The scene this shortfic centres around is Twilight editing a book excerpt, talking about her success in fighting Tirek. That's pretty much it.
It wasn't my favourite kind of commentary, but I feel that it might be more interesting for other people. It's Twilight doing generic Twilight analysis-style commentary:

Understatement of the millennium. I penetrated the atmosphere with him at a significant percentage of the speed of light and he vaporized.

Imagine her saying stuff like this throughout about 700 words, and you get the picture of what this fic is.

While the main block of fic didn't appeal to me, I did kind of like the end sentence. She goes off to her niece's party, which didn't really seem to be any kind of twist or anything (maybe I'm wrong? I didn't take it that way anyway) and gave me the impression that, the way she ended it, this was something that had been on her mind for a while, maybe... influencing children the wrong way, and she had to correct it. That was a pretty neat way to end it.

...Except it wasn't the end. The next chapter is not much really new, however, as it appeared to me to be a copy-paste of the previous chapter, with yet more added commentary that wasn't very compelling at all:

*Also, I really like hayburgers.

Honestly, I came to the conclusion that the entire third chapter was done to add word-count so the thing would be published. The first <800 words were totally fine, this sort of spoilt it. There's even a chapter after the third one, which was pretty much the same thing, but a lot shorter.


Conclusion

Grammar was flawless, at least from what I could see.

Plot... well, I think it was an interesting experiment at first, but the other very similar chapters weren't interesting at all for me.
I thought there might be something more about this birthday party she talks about..? Maybe that would have been a way to expand into. I would have really liked to find out that she was correcting this story during the birthday, or something pretty crazy like that. As it stands, the experiment overstayed its welcome.

52/100


Thanks for submitting to the Blunt Review Group! For others reading, if you like this review style, and wanna see more of it... send a fic to my submission folder! We've changed the system a bit, and if you have any qualms or helpful advice to give about it, be sure to PM me or put it in the relevant threads as a reply.

Majin Syeekoh
Moderator

5738109 I could see how you'd come to those conclusions.

I'm not really going to argue with you because I asked for your take on it, and that's exactly what you delivered. Also it gives me stuff to ponder about.

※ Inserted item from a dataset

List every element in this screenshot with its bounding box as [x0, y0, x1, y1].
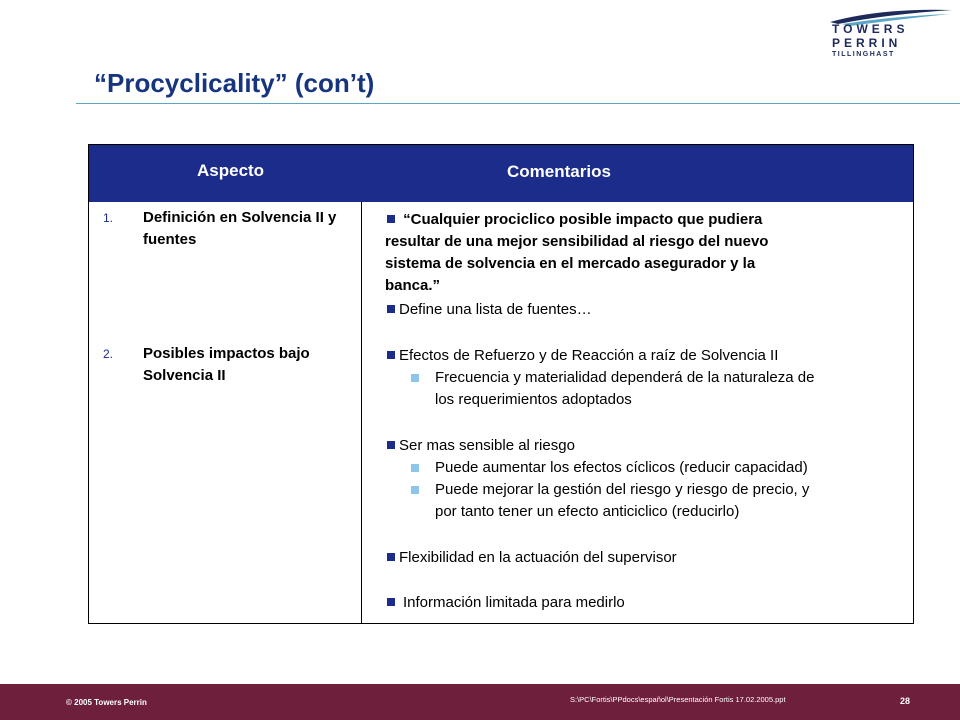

Thanks for taking time to review this. I appreciate it.:twilightsmile:

Karibela
Group Admin

5738117 Honestly, I think it's just how I personally take stuff. I'm a lot more of a 'adventure out into the deep unknown' sort of person, as opposed to the thoughtful stuff that you really have to find meaning behind... if that's what you were going for.
If that's not, please, tell me yourself, I might have got the completely wrong end of the stick here.

Majin Syeekoh
Moderator

5738125 Yeah, the story was how the commentary on the passages itself shifted over time from self-revulsion in the first chapter into finding the positives in the second chapter, and then finally accepting fully that she can't change what she did so there's no use crying over spilled milk in the third chapter.